Farâ'id, règle du double, frédha, conjoint exclu : le droit successoral marocain expliqué pour les MRE. Calculs, pièges et stratégies de protection.

Par Yazid El-Wali 16 mars 2026 8 min de lecture
Rachid, 55 ans — Succession au Maroc ce que dit la Moudawwana
Rachid, 55 ans — Succession au Maroc ce que dit la Moudawwana

Succession au Maroc : ce que dit vraiment la Moudawwana

Ton père vient de décéder.

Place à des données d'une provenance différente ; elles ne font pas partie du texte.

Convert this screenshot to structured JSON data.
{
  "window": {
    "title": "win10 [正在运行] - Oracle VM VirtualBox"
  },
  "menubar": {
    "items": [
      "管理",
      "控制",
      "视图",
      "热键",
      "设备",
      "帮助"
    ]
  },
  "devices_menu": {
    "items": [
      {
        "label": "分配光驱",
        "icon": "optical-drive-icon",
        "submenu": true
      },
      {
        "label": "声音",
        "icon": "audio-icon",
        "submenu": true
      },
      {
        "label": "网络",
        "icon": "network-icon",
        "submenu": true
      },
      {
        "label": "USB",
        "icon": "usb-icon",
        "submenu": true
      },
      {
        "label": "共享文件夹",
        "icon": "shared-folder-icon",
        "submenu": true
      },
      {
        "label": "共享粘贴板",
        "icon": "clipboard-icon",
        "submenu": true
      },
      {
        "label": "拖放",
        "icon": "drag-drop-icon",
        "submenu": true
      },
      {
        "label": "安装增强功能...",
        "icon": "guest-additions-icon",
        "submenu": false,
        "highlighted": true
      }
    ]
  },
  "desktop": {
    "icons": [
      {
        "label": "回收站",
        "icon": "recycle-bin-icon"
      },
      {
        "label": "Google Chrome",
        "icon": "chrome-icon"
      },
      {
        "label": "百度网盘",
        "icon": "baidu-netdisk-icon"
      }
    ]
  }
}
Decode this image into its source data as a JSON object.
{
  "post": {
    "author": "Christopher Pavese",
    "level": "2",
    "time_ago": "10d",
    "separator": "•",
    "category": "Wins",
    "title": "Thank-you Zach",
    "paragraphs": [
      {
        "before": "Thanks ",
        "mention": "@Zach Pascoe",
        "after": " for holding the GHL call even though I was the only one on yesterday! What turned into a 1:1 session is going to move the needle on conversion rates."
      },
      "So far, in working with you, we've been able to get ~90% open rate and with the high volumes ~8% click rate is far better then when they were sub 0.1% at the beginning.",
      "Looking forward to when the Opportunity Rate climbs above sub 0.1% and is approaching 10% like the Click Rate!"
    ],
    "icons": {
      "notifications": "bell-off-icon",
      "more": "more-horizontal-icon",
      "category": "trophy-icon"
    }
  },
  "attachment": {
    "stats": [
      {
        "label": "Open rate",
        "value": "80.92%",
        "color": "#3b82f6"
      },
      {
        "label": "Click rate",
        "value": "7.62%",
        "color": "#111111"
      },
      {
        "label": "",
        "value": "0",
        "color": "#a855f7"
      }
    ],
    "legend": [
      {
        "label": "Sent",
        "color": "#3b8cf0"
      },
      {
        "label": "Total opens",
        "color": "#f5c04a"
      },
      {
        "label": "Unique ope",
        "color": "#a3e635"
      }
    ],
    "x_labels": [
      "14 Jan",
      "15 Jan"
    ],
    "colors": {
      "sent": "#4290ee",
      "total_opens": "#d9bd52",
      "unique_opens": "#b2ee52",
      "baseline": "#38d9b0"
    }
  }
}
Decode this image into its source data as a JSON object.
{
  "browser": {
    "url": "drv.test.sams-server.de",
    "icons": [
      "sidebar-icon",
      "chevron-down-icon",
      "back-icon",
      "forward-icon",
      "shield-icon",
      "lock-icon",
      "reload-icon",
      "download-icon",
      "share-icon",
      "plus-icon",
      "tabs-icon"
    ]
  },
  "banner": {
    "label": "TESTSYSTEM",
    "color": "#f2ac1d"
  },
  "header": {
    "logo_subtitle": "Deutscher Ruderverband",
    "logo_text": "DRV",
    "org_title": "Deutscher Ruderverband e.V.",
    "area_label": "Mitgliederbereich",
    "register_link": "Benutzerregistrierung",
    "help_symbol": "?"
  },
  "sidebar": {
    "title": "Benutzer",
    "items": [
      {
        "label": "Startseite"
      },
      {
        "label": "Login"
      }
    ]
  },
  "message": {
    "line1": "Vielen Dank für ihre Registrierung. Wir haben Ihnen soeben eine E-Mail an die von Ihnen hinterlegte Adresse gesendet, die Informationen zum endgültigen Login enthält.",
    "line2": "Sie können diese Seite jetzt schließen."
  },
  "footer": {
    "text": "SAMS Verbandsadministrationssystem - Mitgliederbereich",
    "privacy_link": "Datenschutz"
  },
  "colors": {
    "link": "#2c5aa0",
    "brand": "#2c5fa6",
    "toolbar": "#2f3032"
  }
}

Un appartement à Casablanca, un compte bancaire, et toi qui découvres que la Moudawwana a déjà décidé qui hérite de quoi — sans te demander ton avis. Le droit successoral marocain ne ressemble en rien au droit français : quotes-parts coraniques fixes, règle du double entre fils et fille, conjoint non-musulman totalement exclu. Voici le cadre juridique qui s’applique à tes biens au Maroc, avec les chiffres et les textes.

Les farâ’id : qui hérite de quoi selon la Moudawwana

La Moudawwana (Dahir n° 1-04-22 du 3 février 2004) impose un système de quotes-parts fixes appelé farâ’id. L’article 329 pose le principe : les causes de successibilité sont « légales et non pas conventionnelles ou testamentaires » (art. 329 Moudawwana). Le défunt ne choisit pas qui hérite. Et cette règle s’applique à tous les Marocains, même binationaux (art. 2 Moudawwana).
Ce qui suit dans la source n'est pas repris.